I had to give the chicks a mother hen to watch over them too. I did not embellish Sue's hat or dress, preferring to let Arlyne's work stand on its' own. I've titled this "Ripples of Friendship." The registration form has been submitted; I expect to get it shipped in time for it to go to Houston if that's what the powers that be decide to do. In the meantime, there are some pretty spectacular quilts up for auction right now. The auction ends in a few days, you should go check them out now!

Friday, September 2, 2011

Finished is Better than Perfect

Way back in July I put together a Halloween quilt top. You can see it here. I finally got it out last week and basted it. This week I quilted it. Today I laundered it and sent it on its' way to Margaret's Hope Chest.

Designing the top and making the parts fit together was fun. Turning it into a completed quilt has been less than fun. "Finished is better than perfect" became my mantra as I worked on it this week.

Almost from the day I finished the flimsy I planned to quilt this using a spiderweb design. Originally I thought I would put the center of the web sort of in the middle of the quilt, off to the right side. After I'd basted it, however, it occurred to me that I had a giant spider and the beginnings of a web already in the quilt. Why not use that as my starting point?

It all began well enough. Once I had the upper third of the top quilted I found myself getting confused about where I was and which way I needed to go. I took the quilt out from under the machine, laid it out on the kitchen floor, and used my ruler and chalk to draw the lower part of the web in place.

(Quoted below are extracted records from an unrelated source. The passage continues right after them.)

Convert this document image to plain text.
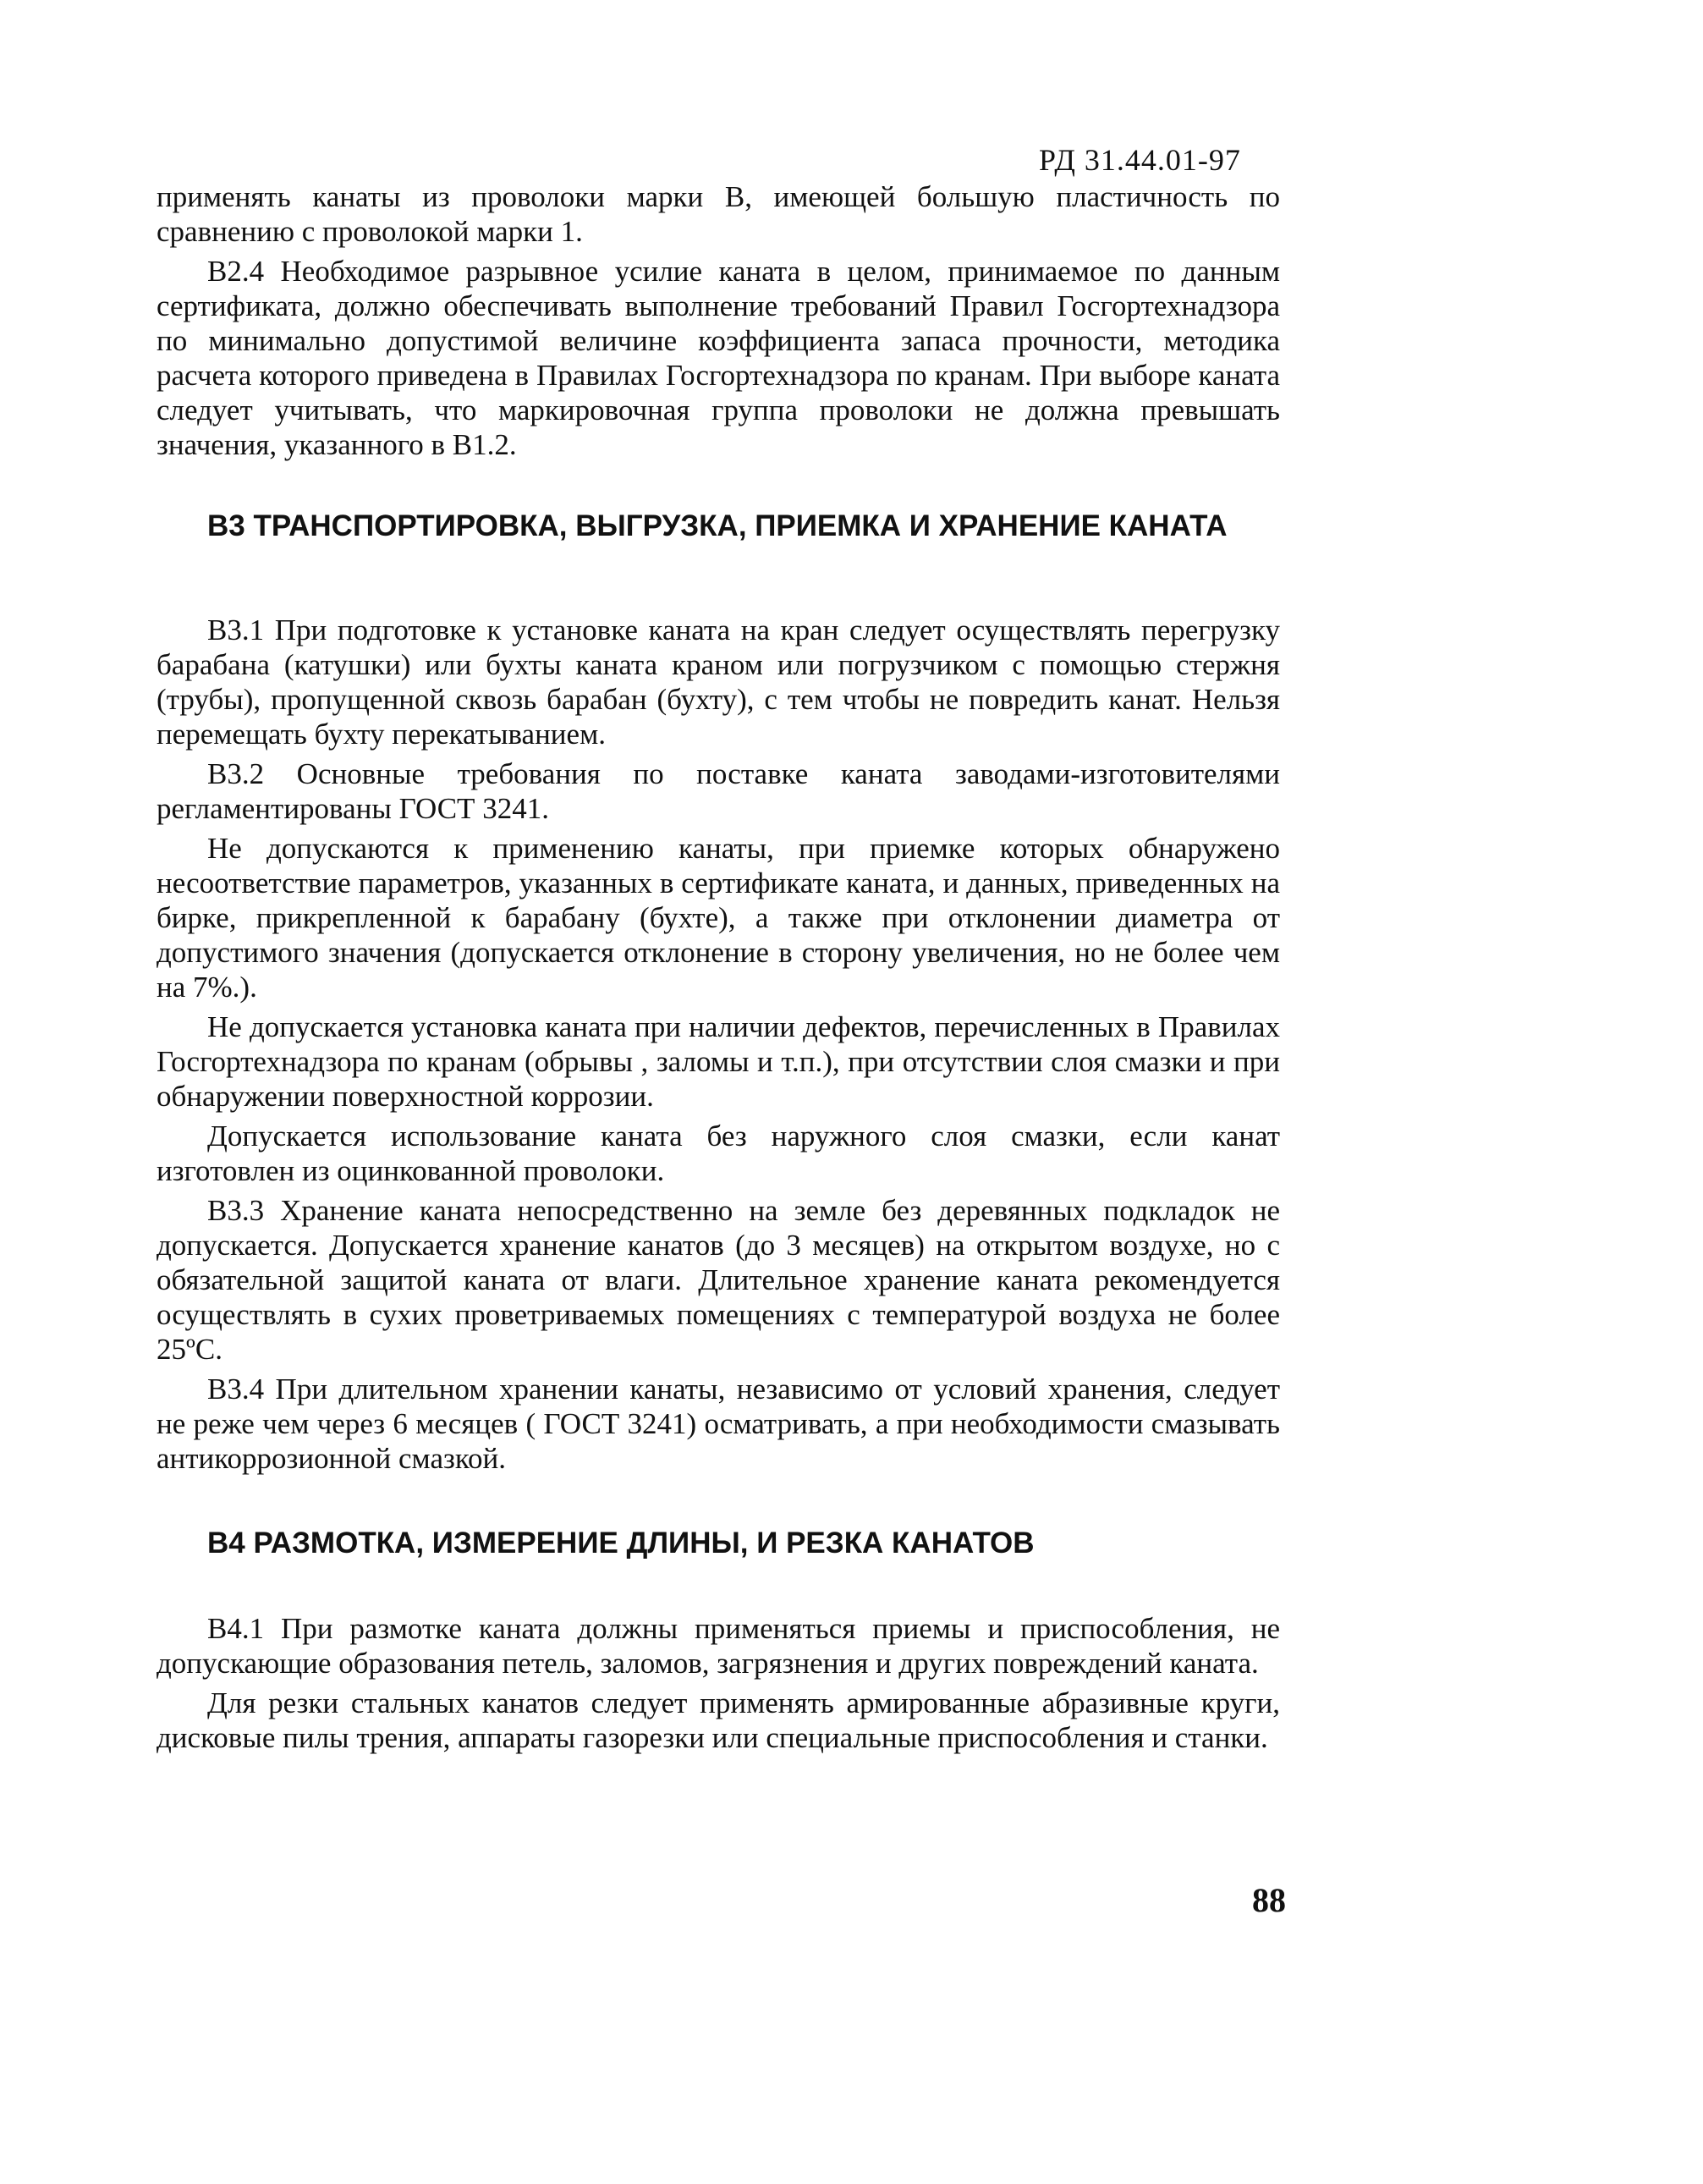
РД 31.44.01-97

применять канаты из проволоки марки В, имеющей большую пластичность по сравнению с проволокой марки 1.

В2.4 Необходимое разрывное усилие каната в целом, принимаемое по данным сертификата, должно обеспечивать выполнение требований Правил Госгортехнадзора по минимально допустимой величине коэффициента запаса прочности, методика расчета которого приведена в Правилах Госгортехнадзора по кранам. При выборе каната следует учитывать, что маркировочная группа проволоки не должна превышать значения, указанного в В1.2.

В3 ТРАНСПОРТИРОВКА, ВЫГРУЗКА, ПРИЕМКА И ХРАНЕНИЕ КАНАТА

В3.1 При подготовке к установке каната на кран следует осуществлять перегрузку барабана (катушки) или бухты каната краном или погрузчиком с помощью стержня (трубы), пропущенной сквозь барабан (бухту), с тем чтобы не повредить канат. Нельзя перемещать бухту перекатыванием.

В3.2 Основные требования по поставке каната заводами-изготовителями регламентированы ГОСТ 3241.

Не допускаются к применению канаты, при приемке которых обнаружено несоответствие параметров, указанных в сертификате каната, и данных, приведенных на бирке, прикрепленной к барабану (бухте), а также при отклонении диаметра от допустимого значения (допускается отклонение в сторону увеличения, но не более чем на 7%.).

Не допускается установка каната при наличии дефектов, перечисленных в Правилах Госгортехнадзора по кранам (обрывы , заломы и т.п.), при отсутствии слоя смазки и при обнаружении поверхностной коррозии.

Допускается использование каната без наружного слоя смазки, если канат изготовлен из оцинкованной проволоки.

В3.3 Хранение каната непосредственно на земле без деревянных подкладок не допускается. Допускается хранение канатов (до 3 месяцев) на открытом воздухе, но с обязательной защитой каната от влаги. Длительное хранение каната рекомендуется осуществлять в сухих проветриваемых помещениях с температурой воздуха не более 25ºС.

В3.4 При длительном хранении канаты, независимо от условий хранения, следует не реже чем через 6 месяцев ( ГОСТ 3241) осматривать, а при необходимости смазывать антикоррозионной смазкой.

В4 РАЗМОТКА, ИЗМЕРЕНИЕ ДЛИНЫ, И РЕЗКА КАНАТОВ

В4.1 При размотке каната должны применяться приемы и приспособления, не допускающие образования петель, заломов, загрязнения и других повреждений каната.

Для резки стальных канатов следует применять армированные абразивные круги, дисковые пилы трения, аппараты газорезки или специальные приспособления и станки.

88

I really thought I'd have this quilted in no time. In spite of my chalk lines I got lost. Plus I'm still learning the idiosyncracies of my new machine. I managed to screw up the tension somehow and my stitches weren't looking the way they ought to have done. Some lines of stitching had to be taken out and done over.

Eventually I got everything working smoothly again and filled in all the gaps in my web. It's not wonderful but it will hold together. The web is actually more visible on the back of the quilt but I can't get a decent picture of it.

The quilt trimmed up nicely (it was more of a trapezoid than a rectangle when I basted the layers together) and I had just enough of the black I'd used in the quilt as filler strips to make the binding.

Once it came out of the dryer I liked it much better. In fact, I was a little sorry to see it go. Guess I'll just have to make a similar one for our own use!